Пришла Вера Борисовна, я её специально попросил прийти сегодня попозже, мол, готовлюсь к турниру, и утром нужна полная концентрация. На самом деле просто хотел дать ей выспаться. И в храм сходить. Вера Борисовна не сказать, чтобы истово верующая, вот и в Великий Пост готовит мне скоромное, но сегодня ставила свечку за упокой мужа своего Феофана.
— Владлен Иванович приезжал? — спросила она.
— Приехал и уехал, — ответил я. Вере Борисовне, чувствую, очень хочется, чтобы мои отношения с папенькой вернулись к прежнему, но вряд ли. Не получится. И он не тот, и я не тот. Возможно позже. Годика через два, или через двадцать два. И да, шесть тысяч не та сумма, которая смутила бы папеньку. Шесть тысяч — это для затравки. Чтобы коготок мой увяз.
После обеда я немного поспал. Совсем немного, минут сорок. Компенсирую ночные побудки. Когда проснулся, Вера Борисовна уже уходила. Вечерело.

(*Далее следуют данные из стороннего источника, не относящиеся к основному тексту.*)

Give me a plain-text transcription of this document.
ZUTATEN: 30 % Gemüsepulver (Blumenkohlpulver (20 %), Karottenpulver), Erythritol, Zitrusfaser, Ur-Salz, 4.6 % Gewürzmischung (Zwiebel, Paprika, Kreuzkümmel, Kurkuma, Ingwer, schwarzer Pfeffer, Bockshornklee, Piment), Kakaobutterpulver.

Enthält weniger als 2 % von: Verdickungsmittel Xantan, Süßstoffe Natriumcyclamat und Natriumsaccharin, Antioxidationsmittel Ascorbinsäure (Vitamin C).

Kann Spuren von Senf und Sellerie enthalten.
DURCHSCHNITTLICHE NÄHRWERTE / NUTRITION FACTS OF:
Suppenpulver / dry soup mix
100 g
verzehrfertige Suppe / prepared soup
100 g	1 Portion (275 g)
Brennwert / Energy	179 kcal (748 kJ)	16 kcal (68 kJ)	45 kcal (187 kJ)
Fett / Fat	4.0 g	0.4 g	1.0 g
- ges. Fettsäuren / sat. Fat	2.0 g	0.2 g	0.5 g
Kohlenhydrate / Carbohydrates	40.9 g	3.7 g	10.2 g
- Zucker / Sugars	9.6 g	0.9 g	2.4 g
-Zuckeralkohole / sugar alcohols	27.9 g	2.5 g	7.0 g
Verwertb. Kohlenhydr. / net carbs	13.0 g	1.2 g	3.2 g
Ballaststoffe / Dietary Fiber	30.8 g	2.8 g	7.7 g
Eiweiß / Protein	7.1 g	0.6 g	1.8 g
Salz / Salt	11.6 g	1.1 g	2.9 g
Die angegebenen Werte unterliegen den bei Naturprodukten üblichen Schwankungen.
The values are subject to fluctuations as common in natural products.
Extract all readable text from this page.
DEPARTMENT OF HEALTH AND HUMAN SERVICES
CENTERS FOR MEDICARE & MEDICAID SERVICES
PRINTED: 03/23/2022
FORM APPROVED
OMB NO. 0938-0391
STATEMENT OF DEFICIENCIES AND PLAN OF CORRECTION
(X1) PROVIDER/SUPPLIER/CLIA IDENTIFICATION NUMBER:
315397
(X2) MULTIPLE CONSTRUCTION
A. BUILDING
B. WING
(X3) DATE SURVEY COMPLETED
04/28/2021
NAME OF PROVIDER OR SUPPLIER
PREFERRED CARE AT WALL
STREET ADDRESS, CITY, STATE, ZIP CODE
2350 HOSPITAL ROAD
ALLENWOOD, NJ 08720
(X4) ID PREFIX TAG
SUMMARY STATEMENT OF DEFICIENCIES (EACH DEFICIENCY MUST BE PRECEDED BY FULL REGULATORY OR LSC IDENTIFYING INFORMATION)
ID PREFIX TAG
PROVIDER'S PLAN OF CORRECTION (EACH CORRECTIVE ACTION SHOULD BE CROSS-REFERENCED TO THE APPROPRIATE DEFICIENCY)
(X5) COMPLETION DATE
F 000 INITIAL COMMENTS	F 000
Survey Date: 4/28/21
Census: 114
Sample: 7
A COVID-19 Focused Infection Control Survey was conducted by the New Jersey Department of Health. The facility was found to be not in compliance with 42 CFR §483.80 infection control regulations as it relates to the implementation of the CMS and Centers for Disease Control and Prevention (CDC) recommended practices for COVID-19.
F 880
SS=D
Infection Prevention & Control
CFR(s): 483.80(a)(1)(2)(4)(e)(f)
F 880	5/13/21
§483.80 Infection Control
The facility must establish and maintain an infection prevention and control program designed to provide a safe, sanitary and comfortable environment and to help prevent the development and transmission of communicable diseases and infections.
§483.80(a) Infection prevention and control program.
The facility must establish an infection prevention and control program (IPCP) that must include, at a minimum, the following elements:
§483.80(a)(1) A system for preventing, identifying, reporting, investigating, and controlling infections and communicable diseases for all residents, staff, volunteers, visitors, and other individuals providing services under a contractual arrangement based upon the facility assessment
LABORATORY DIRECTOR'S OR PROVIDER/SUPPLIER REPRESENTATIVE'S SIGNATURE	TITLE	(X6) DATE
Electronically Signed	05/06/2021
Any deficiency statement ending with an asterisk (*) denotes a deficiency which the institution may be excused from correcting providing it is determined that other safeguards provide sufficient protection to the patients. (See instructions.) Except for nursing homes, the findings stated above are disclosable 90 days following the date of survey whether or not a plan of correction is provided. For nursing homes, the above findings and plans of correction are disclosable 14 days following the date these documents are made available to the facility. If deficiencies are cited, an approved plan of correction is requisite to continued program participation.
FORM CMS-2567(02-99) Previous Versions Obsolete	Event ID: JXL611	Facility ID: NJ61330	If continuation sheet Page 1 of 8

Я проводил её до калитки, по пути решая с ней, где разбивать клумбу, кого из садовников звать, где будет маленький огород с непременной соткой картошки, символом самодостаточности, картошки, которую и посадить, и убрать должен сам хозяин. Ну, и съесть тоже, хотя не возбраняется разделять трапезы с друзьями. Домашние — те само собой. Дедушка собирал с этой сотки ведер шестьдесят, а в хороший год и все восемьдесят. Голландскую картошку голландским способом.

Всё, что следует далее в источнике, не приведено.